Equipment lessors are designated as a protected class of persons under the mechanics' lien act, MCL 570.1; MSA 26.281, by the specific language "or shall rent or lease equipment". Furthermore, equipment lessors are now protected under the public improvement bond law, MCL 129.201 et seq.; MSA 5.2321(1) et seq., by virtue of a statutory redefinition of the terms "labor" and "material" in MCL 129.206; MSA 5.2321(6). The Legislature elected to afford protection to equipment lessors in such statutes by specific language. The absence of similar specific language in the original building contract fund act and in amendments thereof leads to the conclusion that the Legislature chose not to expand the category of persons protected by the trust provisions of the act to include equipment lessors. We should not distort the commonly accepted meaning of the term "material" based upon unwarranted speculation as to legislative purpose not supported or justified by statutory language. The case of Koppers Co, Inc v Garling Langlois, 594 F.2d 1094, 1099 (CA 6, 1979), accepted and applied the precept that the plain language of the building contract fund act cannot be ignored "simply to insure that subcontractors get their money".

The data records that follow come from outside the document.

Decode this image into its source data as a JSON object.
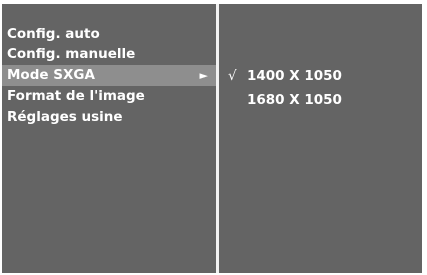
{
  "menu": {
    "items": [
      {
        "label": "Config. auto"
      },
      {
        "label": "Config. manuelle"
      },
      {
        "label": "Mode SXGA",
        "arrow": "►"
      },
      {
        "label": "Format de l'image"
      },
      {
        "label": "Réglages usine"
      }
    ]
  },
  "submenu": {
    "check_mark": "√",
    "options": [
      {
        "label": "1400 X 1050",
        "checked": true
      },
      {
        "label": "1680 X 1050",
        "checked": false
      }
    ]
  },
  "colors": {
    "panel_bg": "#646464",
    "highlight_bg": "#8e8e8e",
    "divider": "#f2f2f2",
    "text": "#ffffff"
  }
}
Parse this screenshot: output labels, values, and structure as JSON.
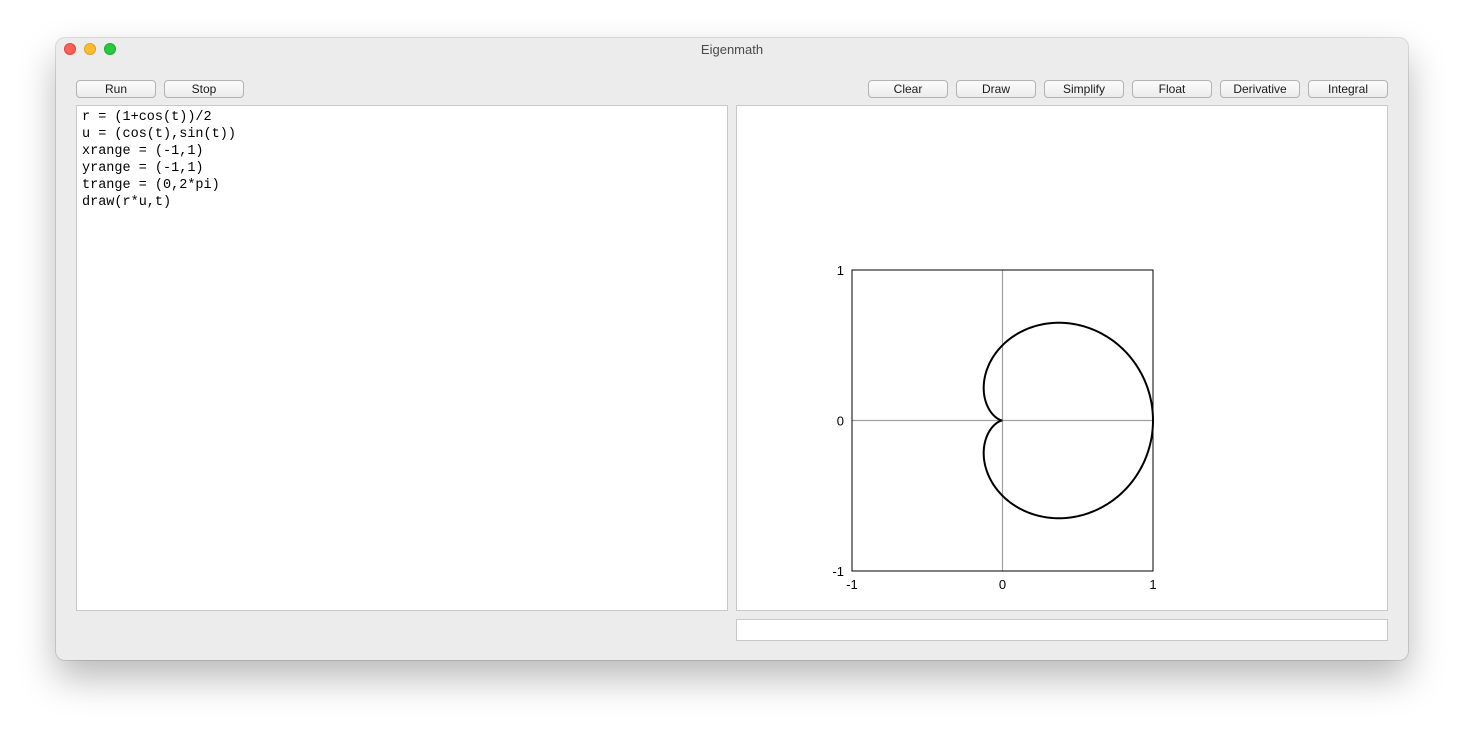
{
  "window": {
    "title": "Eigenmath"
  },
  "toolbar": {
    "run_label": "Run",
    "stop_label": "Stop",
    "clear_label": "Clear",
    "draw_label": "Draw",
    "simplify_label": "Simplify",
    "float_label": "Float",
    "derivative_label": "Derivative",
    "integral_label": "Integral"
  },
  "editor": {
    "lines": [
      "r = (1+cos(t))/2",
      "u = (cos(t),sin(t))",
      "xrange = (-1,1)",
      "yrange = (-1,1)",
      "trange = (0,2*pi)",
      "draw(r*u,t)"
    ]
  },
  "status": {
    "text": ""
  },
  "colors": {
    "curve": "#000000",
    "axis": "#a0a0a0",
    "frame": "#000000"
  },
  "chart_data": {
    "type": "line",
    "curve": "parametric: x = r*cos(t), y = r*sin(t), r = (1+cos(t))/2",
    "xlim": [
      -1,
      1
    ],
    "ylim": [
      -1,
      1
    ],
    "trange": [
      0,
      6.283185307
    ],
    "x_tick_labels": [
      "-1",
      "0",
      "1"
    ],
    "y_tick_labels": [
      "1",
      "0",
      "-1"
    ],
    "grid": false,
    "points": [
      [
        1.0,
        0.0
      ],
      [
        0.976,
        0.2
      ],
      [
        0.908,
        0.383
      ],
      [
        0.8,
        0.538
      ],
      [
        0.662,
        0.644
      ],
      [
        0.505,
        0.688
      ],
      [
        0.341,
        0.665
      ],
      [
        0.182,
        0.578
      ],
      [
        0.037,
        0.434
      ],
      [
        -0.083,
        0.249
      ],
      [
        -0.168,
        0.05
      ],
      [
        -0.215,
        -0.139
      ],
      [
        -0.224,
        -0.293
      ],
      [
        -0.199,
        -0.389
      ],
      [
        -0.148,
        -0.419
      ],
      [
        -0.082,
        -0.384
      ],
      [
        -0.016,
        -0.295
      ],
      [
        0.036,
        -0.174
      ],
      [
        0.0,
        0.0
      ]
    ],
    "sample_count": 360
  }
}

The Legislature, in its wisdom and discretion, may elect to enlarge the class protected by the building contract fund act. This Court would be usurping a legislative function if we enlarged the statutory class by judicial decision. Plaintiff equipment lessor was not a materialman under the building contract fund act and therefore may not recover by virtue of the trust provisions of such statute. Such conclusion would be dispositive of the appeal, but we believe an alternate basis should be considered.
Plaintiff concedes that it had no direct contractual relationship with the general-contractor appellees but asserts that a notice to general contractors of a plaintiff's claim under the building contract fund act imposes a trust on funds owed by the general contractors to defaulting subcontractors.
The building contract fund act is essentially a criminal statute which has been held to create a civil cause of action in favor of the beneficiaries of the statutory trust. B.F. Farnell Co v Monahan, 377 Mich. 552; 141 N.W.2d 58 (1966), and National Bank of Detroit v Eames Brown, Inc, 396 Mich. 611; 242 N.W.2d 412 (1976).
The statutory obligation in § 2, MCL 570.152; MSA 26.332, is to use project proceeds to pay those " engaged by him to perform labor or furnish material for the specific improvement". (Emphasis supplied.)
Even if we assume that plaintiff could qualify as one who furnished materials, plaintiff's protection under the building contract fund act applies to Chas. J. Rogers, Inc., the subcontractor who engaged plaintiff. Defendant general contractors' statutory fiduciary duty is to pay those subcontractors, laborers, and materialmen who were engaged by them, including subcontractor Chas. J. Rogers, Inc. Defendant general contractors' obligation under the building contract fund act is not to pay persons engaged by someone else. We cannot assume that the words "engaged by him" have no meaning. A penal statute cannot be expanded beyond the clear import of its terms to create offenses without a constitutionally-sufficient notice to a potential offender. In terms of logic and result, the scope of the penal statute must fix the scope and extent of those protected persons entitled to a civil cause of action. To hold otherwise would produce results that conflict with the purpose and terms of the statute itself.
Plaintiff did not contract with defendant general contractors and therefore has no civil remedy against them under the building contract fund act.
The decision of the trial court is affirmed.